Les femmes de Bidibidi

Couverture du livre "Les femmes de Bidibidi"
Le livre présenté par Sophie, « Les femmes de  Bidibidi » de Charline Effah, paru le 25 juillet 2023 aux éditions Emmanuelle Colas.
228 pages

Résumé :
Après la mort de son père, Minga apprend que sa mère, Joséphine, a disparu dans des circonstances mystérieuse en Afrique de l’Est, où elle travaillait pour une ONG. Pour tenter d’en savoir plus, elle se rend dans le camp de Bidibidi, au nord de l’Ouganda, où vivent les populations fuyant la guerre civile qui fait rage au Soudan du Sud. Elle découvre que tout tourne autour d’une femme : Rose, dont la mémoire hante chaque recoin du camp. Si elle veut savoir le fin mot de l’histoire, Minga doit trouver Rose.

Avec Les Femmes de Bidibidi, Charline Effah raconte comment les survivantes des violences domestiques ou des viols de guerre tentent de se reconstruire et réinventent l’amour loin de la brutalité des hommes qui les ont mal aimées. Brisant les tabous, elle nous livre un roman bouleversant et universel sur le corps des femmes. Le roman de la réparation.

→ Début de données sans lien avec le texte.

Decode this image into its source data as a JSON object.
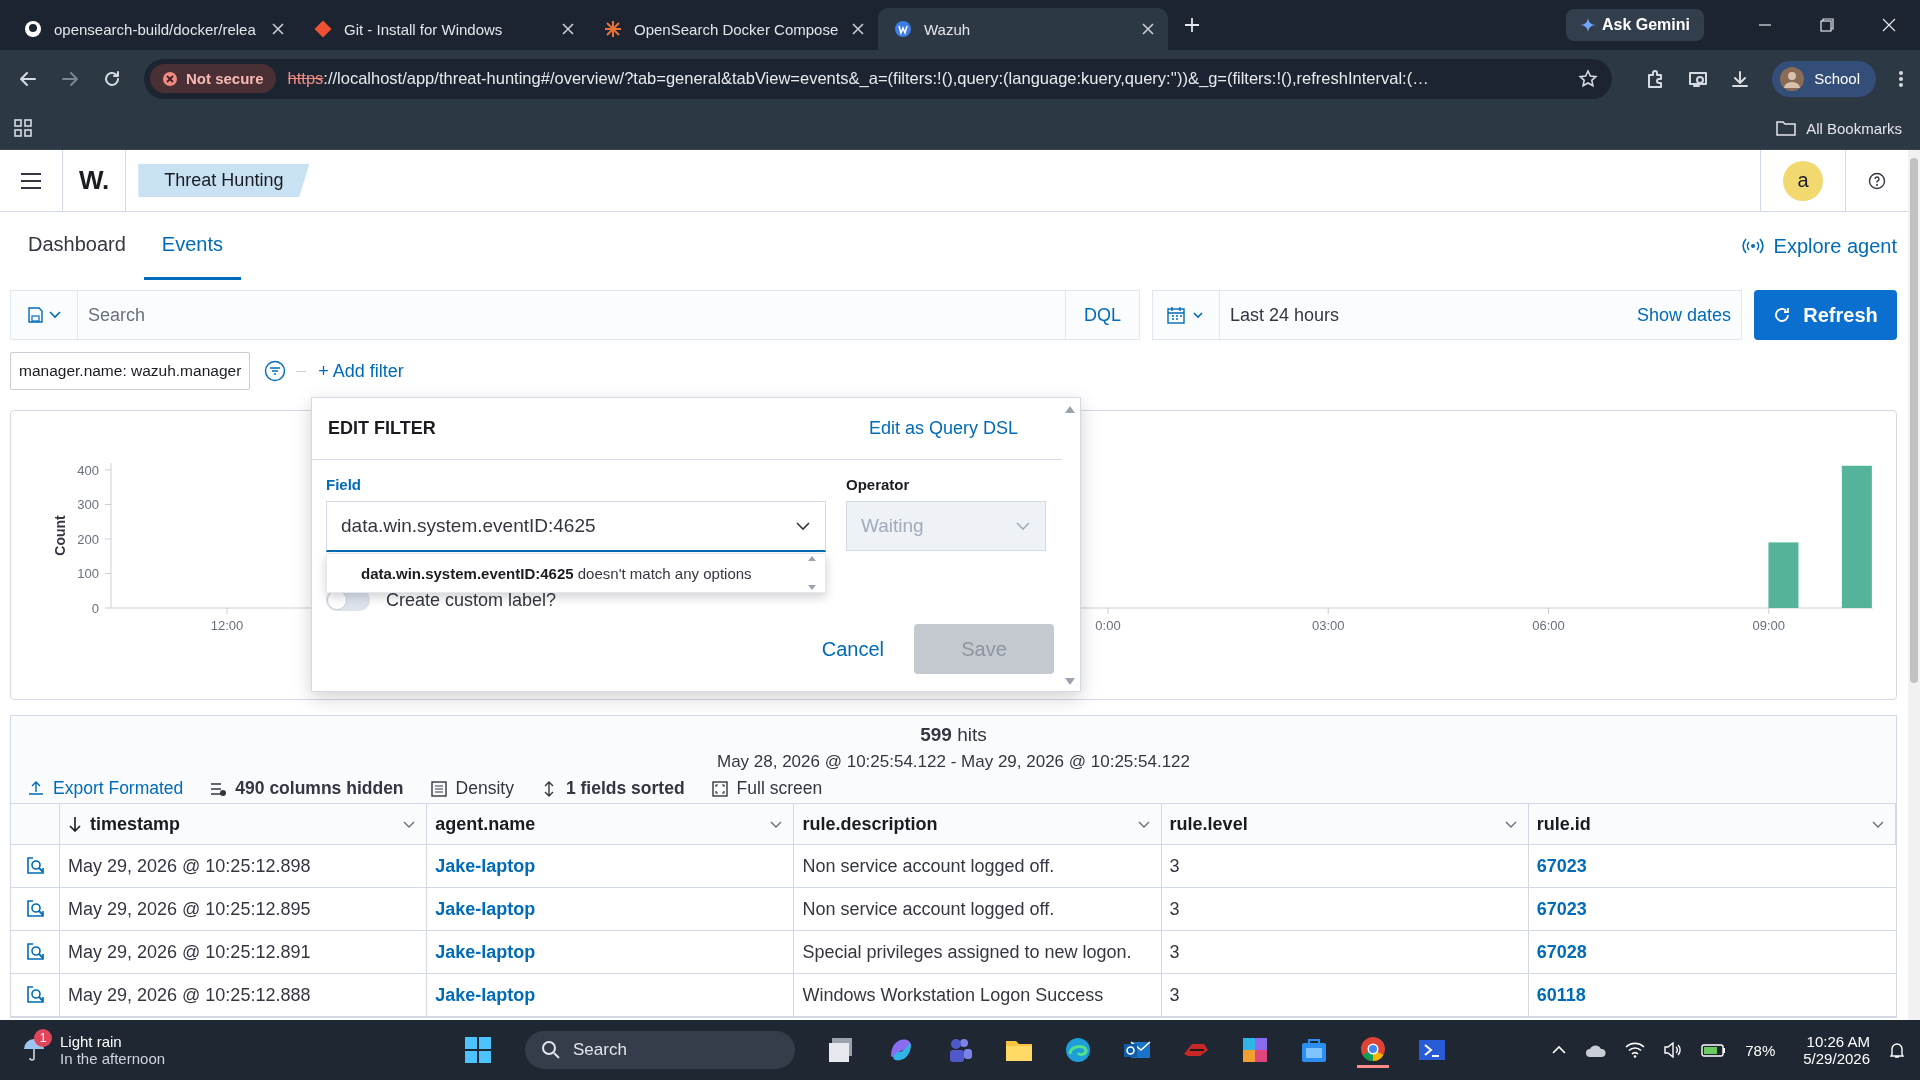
{
  "browser": {
    "tabs": [
      {
        "title": "opensearch-build/docker/relea",
        "selected": false
      },
      {
        "title": "Git - Install for Windows",
        "selected": false
      },
      {
        "title": "OpenSearch Docker Compose",
        "selected": false
      },
      {
        "title": "Wazuh",
        "selected": true
      }
    ],
    "gemini_button": "Ask Gemini",
    "security_chip": "Not secure",
    "url_scheme": "https",
    "url_rest": "://localhost/app/threat-hunting#/overview/?tab=general&tabView=events&_a=(filters:!(),query:(language:kuery,query:''))&_g=(filters:!(),refreshInterval:(…",
    "profile": "School",
    "bookmarks": "All Bookmarks"
  },
  "app": {
    "logo": "W.",
    "breadcrumb": "Threat Hunting",
    "avatar": "a",
    "tabs": [
      {
        "label": "Dashboard",
        "selected": false
      },
      {
        "label": "Events",
        "selected": true
      }
    ],
    "explore_agent": "Explore agent"
  },
  "query_bar": {
    "placeholder": "Search",
    "language": "DQL",
    "time_range": "Last 24 hours",
    "show_dates": "Show dates",
    "refresh": "Refresh"
  },
  "filters": [
    {
      "label": "manager.name: wazuh.manager"
    }
  ],
  "add_filter": "+ Add filter",
  "chart": {
    "chart_data": {
      "type": "bar",
      "ylabel": "Count",
      "x": [
        9.2,
        10.2
      ],
      "values": [
        190,
        412
      ],
      "xlim": [
        -13.58,
        10.42
      ],
      "ylim": [
        0,
        420
      ],
      "yticks": [
        0,
        100,
        200,
        300,
        400
      ],
      "xticks": [
        {
          "value": -12,
          "label": "12:00"
        },
        {
          "value": 0,
          "label": "0:00"
        },
        {
          "value": 3,
          "label": "03:00"
        },
        {
          "value": 6,
          "label": "06:00"
        },
        {
          "value": 9,
          "label": "09:00"
        }
      ]
    }
  },
  "edit_filter": {
    "title": "EDIT FILTER",
    "query_dsl_link": "Edit as Query DSL",
    "field_label": "Field",
    "field_value": "data.win.system.eventID:4625",
    "no_match": "**data.win.system.eventID:4625** doesn't match any options",
    "operator_label": "Operator",
    "operator_value": "Waiting",
    "operator_disabled": true,
    "custom_label": "Create custom label?",
    "custom_label_on": false,
    "cancel": "Cancel",
    "save": "Save",
    "save_disabled": true
  },
  "results": {
    "hits_count": "599",
    "hits_label": "hits",
    "range": "May 28, 2026 @ 10:25:54.122 - May 29, 2026 @ 10:25:54.122",
    "toolbar": [
      {
        "kind": "link",
        "label": "Export Formated"
      },
      {
        "kind": "bold",
        "label": "490 columns hidden"
      },
      {
        "kind": "plain",
        "label": "Density"
      },
      {
        "kind": "bold",
        "label": "1 fields sorted"
      },
      {
        "kind": "plain",
        "label": "Full screen"
      }
    ],
    "columns": [
      {
        "label": "timestamp",
        "sorted": true
      },
      {
        "label": "agent.name",
        "sorted": false
      },
      {
        "label": "rule.description",
        "sorted": false
      },
      {
        "label": "rule.level",
        "sorted": false
      },
      {
        "label": "rule.id",
        "sorted": false
      }
    ],
    "rows": [
      {
        "timestamp": "May 29, 2026 @ 10:25:12.898",
        "agent": "Jake-laptop",
        "description": "Non service account logged off.",
        "level": "3",
        "rule_id": "67023"
      },
      {
        "timestamp": "May 29, 2026 @ 10:25:12.895",
        "agent": "Jake-laptop",
        "description": "Non service account logged off.",
        "level": "3",
        "rule_id": "67023"
      },
      {
        "timestamp": "May 29, 2026 @ 10:25:12.891",
        "agent": "Jake-laptop",
        "description": "Special privileges assigned to new logon.",
        "level": "3",
        "rule_id": "67028"
      },
      {
        "timestamp": "May 29, 2026 @ 10:25:12.888",
        "agent": "Jake-laptop",
        "description": "Windows Workstation Logon Success",
        "level": "3",
        "rule_id": "60118"
      }
    ]
  },
  "taskbar": {
    "weather_badge": "1",
    "weather": "Light rain",
    "weather_detail": "In the afternoon",
    "search": "Search",
    "battery": "78%",
    "time": "10:26 AM",
    "date": "5/29/2026"
  }
}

Charline Effah est née au Gabon et a grandi à Libreville. Pour Les Femmes de Bidibidi, Charline s’est rendue sur place au nord de l’Ouganda.Elle a une maîtrise de lettres modernes et un 3ème cycle en ressources humaines. Aujourd’hui, elle habite Paris, elle a fondé une entreprise, l’institut Diadème, un organisme de formation dédié à la professionnalisation des emplois familiaux. Elle travaille le jour et écrit la nuit.

Son avis :
Minga, la narratrice, est une jeune parisienne à la recherche de sa mère, Joséphine, disparue dans de mystérieuses circonstances.

Elle se rend dans le camp de Bidibidi, au nord de l’Ouganda pour retrouver une certaine Rose qui serait la seule personne à pouvoir lui donner des informations sur sa mère.
C’est ainsi que l’auteur nous propose le portait de femmes vivant ou survivant dans ce camp.

Celui de Bidibidi est l’un des plus grand camp de réfugiés au monde situé au nord- est de l’Ouganda. Nombre d’atrocités et crimes de guerre mettent au premier rang des victimes : les femmes et les enfants qui furent violés, mutilés et massacrés par milliers.
Pour écrire ce livre l’auteur s’est rendue à Bidibidi afin de légitimer son récit, elle nous relate à la fois les maux et le courage des femmes africaines.

La qualité du roman et de ses héroïnes, leurs récits, leurs drames envoient un message sur la force des femmes à survivre. Nous sommes loin du féminisme de salon ou des corps défilant les seins nus pour rappeler l’essentiel, c’est à dire quelque soit le conflit, le pays, l’ethnie…les 1eres victimes restent les femmes
L’écriture est simple, factuelle, claire sans pencher vers une victimisation mais vers une réponse des femmes par des actes forts.